Metformin: A Potential Drug for COVID-19
[Year:2024] [Month:January-April] [Volume:28] [Number:1] [Pages:5] [Pages No:25 - 29]
Keywords: Adenosine monophosphate kinase, Angiotensin-converting enzyme 2, Coronavirus disease-2019, Mammalian target of rapamycin, Metformin, Severe acute respiratory syndrome
DOI: 10.5005/jp-journals-10054-0230 | Open Access | How to cite |
Abstract
Metformin is an old drug, of plant origin, primarily used in the treatment of type 2 diabetes. The main mechanism of its action is mediated through adenosine monophosphate (AMP) kinase. Though the main action of metformin is to inhibit hepatic gluconeogenesis, it is also known to increase insulin sensitivity and is used in the treatment of obesity and polycystic ovarian disease. Its varied actions on coronavirus infections, by inhibiting virus entry, preventing cytokine storm, boosting immunity by altering the gut microbiota, and decreasing virulence by inducing autophagy makes it an ideal candidate for treating coronavirus disease-2019 (COVID-19).
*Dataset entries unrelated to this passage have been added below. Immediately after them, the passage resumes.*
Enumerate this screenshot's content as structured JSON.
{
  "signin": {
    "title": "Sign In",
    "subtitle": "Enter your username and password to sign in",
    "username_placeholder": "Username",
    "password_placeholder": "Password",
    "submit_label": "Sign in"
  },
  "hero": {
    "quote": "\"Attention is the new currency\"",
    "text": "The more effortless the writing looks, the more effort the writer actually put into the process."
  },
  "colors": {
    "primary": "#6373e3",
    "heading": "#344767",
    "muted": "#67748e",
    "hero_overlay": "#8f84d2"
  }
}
The only serious side effect of metformin is lactic acidosis, confined to a few patients. The drug is already approved by the US Food and Drug Administration (FDA) and thus repurposing it in COVID-19 patients may be beneficial. Metformin is a drug, approved by FDA for treating diabetes mellitus with very few side effects. It is inexpensive and is known to exhibit anti-COVID-19 actions. It has also proven to be effective in treating PCOS and obesity. Thus, it has all the potential to treat COVID-19.